Wiseguys of Academia

An interesting discussion on academic life leads me to arrive at some sort of conclusion… is being academia like being in the mafia?

Beginning at the bottom we are the undergrads. A bunch of thugs pushing theories like blunt tools. Unsure how they should be used, unsure what they mean but we slowly reach the conclusion: For some this brush with the system is enough – they are scared straight and go on to normal fruitful lives. For the others we begin our slow climb upwards, which begins with the recognition of a desire. We simulate theory, assimilate method but in reality still basically use these a blunt instruments in our own work. We are the wannabes.

We graduate to our master’s thesis. We struggle to be noticed by the Phd students, Phd’s and many levels of professors. We are discerning a structure, its still a mix of awe and mystery but we recognize there are a path and a hierarchy. There is less pointless use of violence but we are fully prepared to use our strengths to impress those above. We remain squeamish about acting as enforcers.

The first real step is to be inducted into the crew. We are chosen by a professor to work on a major project of our own. We are not seen as particularly profitable but we are vaguely useful. The tests are many. Acquiring knowledge seems almost secondary to learning the codes, traditions and manners of our crew. We adopt gang colors and sneer at other gangs for their lack of stringent theories or their sloppy methods – we are on the true path, we are the most loyal supporters. We are the small time enforcers pushed forward in conferences and seminars to fight for the amusement of our superiors.

During this process we grow as individuals are singled out for different paths and purposes. We begin to prove our worth and more importantly our potential for increasing the value of our chosen crew. We make our bones by attending and surviving conferences and bringing honor to our supervisors. Failing at this is not an option… many simply disappear for failing here.

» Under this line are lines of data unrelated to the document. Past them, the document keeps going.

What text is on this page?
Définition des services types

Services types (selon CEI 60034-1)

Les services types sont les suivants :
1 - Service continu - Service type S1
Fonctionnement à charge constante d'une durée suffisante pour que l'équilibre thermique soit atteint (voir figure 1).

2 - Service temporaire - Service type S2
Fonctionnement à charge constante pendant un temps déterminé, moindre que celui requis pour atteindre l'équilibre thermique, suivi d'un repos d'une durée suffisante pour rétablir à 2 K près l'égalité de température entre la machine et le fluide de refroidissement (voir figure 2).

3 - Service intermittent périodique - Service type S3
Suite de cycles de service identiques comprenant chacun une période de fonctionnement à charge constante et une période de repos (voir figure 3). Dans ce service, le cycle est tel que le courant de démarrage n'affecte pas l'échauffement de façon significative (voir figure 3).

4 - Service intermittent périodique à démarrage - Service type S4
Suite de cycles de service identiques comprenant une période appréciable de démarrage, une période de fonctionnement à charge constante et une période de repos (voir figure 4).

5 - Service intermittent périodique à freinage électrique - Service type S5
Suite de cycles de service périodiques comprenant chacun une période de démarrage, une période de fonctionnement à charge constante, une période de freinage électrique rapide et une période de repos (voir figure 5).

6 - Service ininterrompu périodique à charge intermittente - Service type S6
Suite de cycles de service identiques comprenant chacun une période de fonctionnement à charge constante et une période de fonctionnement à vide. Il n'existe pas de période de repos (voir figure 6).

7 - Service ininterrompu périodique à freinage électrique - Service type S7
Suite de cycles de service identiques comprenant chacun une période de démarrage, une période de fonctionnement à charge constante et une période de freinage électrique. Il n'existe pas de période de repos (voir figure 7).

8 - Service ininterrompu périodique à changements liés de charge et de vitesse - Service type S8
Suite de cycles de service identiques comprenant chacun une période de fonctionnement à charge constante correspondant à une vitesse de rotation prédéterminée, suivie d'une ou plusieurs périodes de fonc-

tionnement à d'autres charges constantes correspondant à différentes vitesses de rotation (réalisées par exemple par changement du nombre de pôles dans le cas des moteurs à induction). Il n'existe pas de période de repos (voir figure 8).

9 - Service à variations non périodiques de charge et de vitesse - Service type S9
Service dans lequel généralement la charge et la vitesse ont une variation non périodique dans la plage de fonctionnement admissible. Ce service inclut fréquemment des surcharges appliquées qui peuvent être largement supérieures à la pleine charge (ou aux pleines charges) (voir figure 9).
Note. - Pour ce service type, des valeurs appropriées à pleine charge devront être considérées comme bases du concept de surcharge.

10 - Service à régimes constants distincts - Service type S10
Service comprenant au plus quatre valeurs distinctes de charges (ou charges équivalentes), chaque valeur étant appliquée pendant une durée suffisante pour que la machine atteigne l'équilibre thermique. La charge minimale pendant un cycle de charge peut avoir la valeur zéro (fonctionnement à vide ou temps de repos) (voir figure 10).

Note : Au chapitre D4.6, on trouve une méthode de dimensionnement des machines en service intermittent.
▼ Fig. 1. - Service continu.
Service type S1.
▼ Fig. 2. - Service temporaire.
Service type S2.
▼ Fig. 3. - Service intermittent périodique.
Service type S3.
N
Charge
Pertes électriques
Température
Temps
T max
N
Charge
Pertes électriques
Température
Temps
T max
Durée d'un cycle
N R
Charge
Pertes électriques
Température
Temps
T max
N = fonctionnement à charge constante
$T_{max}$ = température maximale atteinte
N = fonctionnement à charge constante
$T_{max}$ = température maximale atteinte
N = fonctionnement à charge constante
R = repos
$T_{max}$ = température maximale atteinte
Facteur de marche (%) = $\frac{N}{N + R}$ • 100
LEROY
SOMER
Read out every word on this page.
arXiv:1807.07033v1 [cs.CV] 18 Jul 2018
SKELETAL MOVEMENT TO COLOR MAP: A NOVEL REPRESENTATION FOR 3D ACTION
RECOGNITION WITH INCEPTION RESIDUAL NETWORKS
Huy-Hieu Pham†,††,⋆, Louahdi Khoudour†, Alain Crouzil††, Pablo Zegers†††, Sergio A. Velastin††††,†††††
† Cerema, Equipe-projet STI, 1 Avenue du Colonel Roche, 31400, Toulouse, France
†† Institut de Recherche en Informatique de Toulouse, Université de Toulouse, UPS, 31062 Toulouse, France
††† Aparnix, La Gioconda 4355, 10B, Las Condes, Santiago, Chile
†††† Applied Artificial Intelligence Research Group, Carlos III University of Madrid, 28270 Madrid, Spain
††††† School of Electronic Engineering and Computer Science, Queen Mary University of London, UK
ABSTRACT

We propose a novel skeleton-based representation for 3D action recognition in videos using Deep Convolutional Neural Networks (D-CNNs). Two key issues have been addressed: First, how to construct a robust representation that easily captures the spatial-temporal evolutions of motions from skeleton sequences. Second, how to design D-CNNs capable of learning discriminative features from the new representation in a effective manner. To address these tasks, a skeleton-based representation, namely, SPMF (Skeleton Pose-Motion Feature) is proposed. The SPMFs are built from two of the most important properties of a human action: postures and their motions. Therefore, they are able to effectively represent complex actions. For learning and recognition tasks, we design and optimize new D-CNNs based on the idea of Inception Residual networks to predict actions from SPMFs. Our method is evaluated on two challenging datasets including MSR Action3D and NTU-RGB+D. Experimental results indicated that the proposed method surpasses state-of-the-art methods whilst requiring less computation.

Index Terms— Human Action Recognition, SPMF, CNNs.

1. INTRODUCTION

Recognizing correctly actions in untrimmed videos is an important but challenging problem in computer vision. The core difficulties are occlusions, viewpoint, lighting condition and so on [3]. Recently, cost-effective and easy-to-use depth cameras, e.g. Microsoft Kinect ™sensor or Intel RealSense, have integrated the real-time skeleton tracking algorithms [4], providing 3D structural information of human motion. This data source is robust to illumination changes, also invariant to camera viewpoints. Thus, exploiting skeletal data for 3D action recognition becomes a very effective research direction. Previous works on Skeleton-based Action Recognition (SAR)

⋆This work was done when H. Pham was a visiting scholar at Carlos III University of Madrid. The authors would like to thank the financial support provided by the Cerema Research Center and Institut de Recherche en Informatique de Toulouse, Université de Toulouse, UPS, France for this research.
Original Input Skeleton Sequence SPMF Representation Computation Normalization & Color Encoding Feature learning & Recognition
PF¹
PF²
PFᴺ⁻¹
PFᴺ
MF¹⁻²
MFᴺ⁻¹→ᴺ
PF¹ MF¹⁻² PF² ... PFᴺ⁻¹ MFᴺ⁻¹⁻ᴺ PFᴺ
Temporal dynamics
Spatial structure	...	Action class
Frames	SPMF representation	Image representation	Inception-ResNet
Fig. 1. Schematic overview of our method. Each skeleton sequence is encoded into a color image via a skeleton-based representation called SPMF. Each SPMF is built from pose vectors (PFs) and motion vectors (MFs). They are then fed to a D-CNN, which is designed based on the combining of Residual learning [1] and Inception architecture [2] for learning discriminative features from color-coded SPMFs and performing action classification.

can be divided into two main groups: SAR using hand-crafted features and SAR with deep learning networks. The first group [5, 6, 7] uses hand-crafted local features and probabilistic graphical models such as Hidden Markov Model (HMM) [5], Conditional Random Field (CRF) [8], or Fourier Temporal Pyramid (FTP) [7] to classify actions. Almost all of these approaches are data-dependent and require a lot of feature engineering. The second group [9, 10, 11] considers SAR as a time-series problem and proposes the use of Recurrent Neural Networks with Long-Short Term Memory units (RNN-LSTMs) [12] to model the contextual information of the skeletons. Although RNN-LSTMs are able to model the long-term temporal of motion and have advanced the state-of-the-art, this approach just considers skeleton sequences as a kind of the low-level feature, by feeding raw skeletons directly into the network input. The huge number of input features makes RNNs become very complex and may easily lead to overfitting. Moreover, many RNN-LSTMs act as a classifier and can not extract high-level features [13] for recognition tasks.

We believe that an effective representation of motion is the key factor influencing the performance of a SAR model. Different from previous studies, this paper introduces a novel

The moment of truth occurs when we defend our own positions within the culture of our families. To survive the viva is to become a made man. We leave behind the role of soldier, and have obtained the first step to true power within our families and may begin the journey onwards.

From Wikipedia:

A made man is traditionally seen as “untouchable” by fellow criminals, a man to be respected and feared. To attack, let alone kill, a made man for any reason without the permission of mafiosi higher up in the organization is a cardinal sin normally met with severe retaliation (usually death), often regardless of whether the perpetrator had a legitimate grievance. A made man can however be killed if a good enough reason is provided and the Mafia bosses give permission.

Translation: no grad, undergrad, or PhD student poses a serious threat to your position. But your position within the organization is still insecure. Incurring the displeasure of the capo (professor), the Don (dean of the faculty) or the Consigliere (Faculty Chief administrator) can incur the death penalty or banishment from the family.

From this point we begin to diversify our interests. We still run the scams and games created by those who have sponsored us into the family. Our loyalty is still to the family but we are also beginning to create our own lines of income and power (research grants). This is permissible as long as we still show deference to the Don and make sure he gets a cut (of money and citations). To be profitable is to survive.

If nothing goes wrong, and you continue to prove your worth, you graduate to capo famiglia (full tenure). From this point the underlings look up to you, you walk the campus with a security and sense of power that only the chosen few have. A wave of the hand decides whether underlings live or die. Power struggles within the family (other professors) and with other families (other faculties) are common. Occasionally families act in concert (called a university) and attempt to beat out other universities in vicious turf wars.

The end of a long successful career may lead to a position of respect and admiration (emeritus) however many good soldiers have disappeared on the way.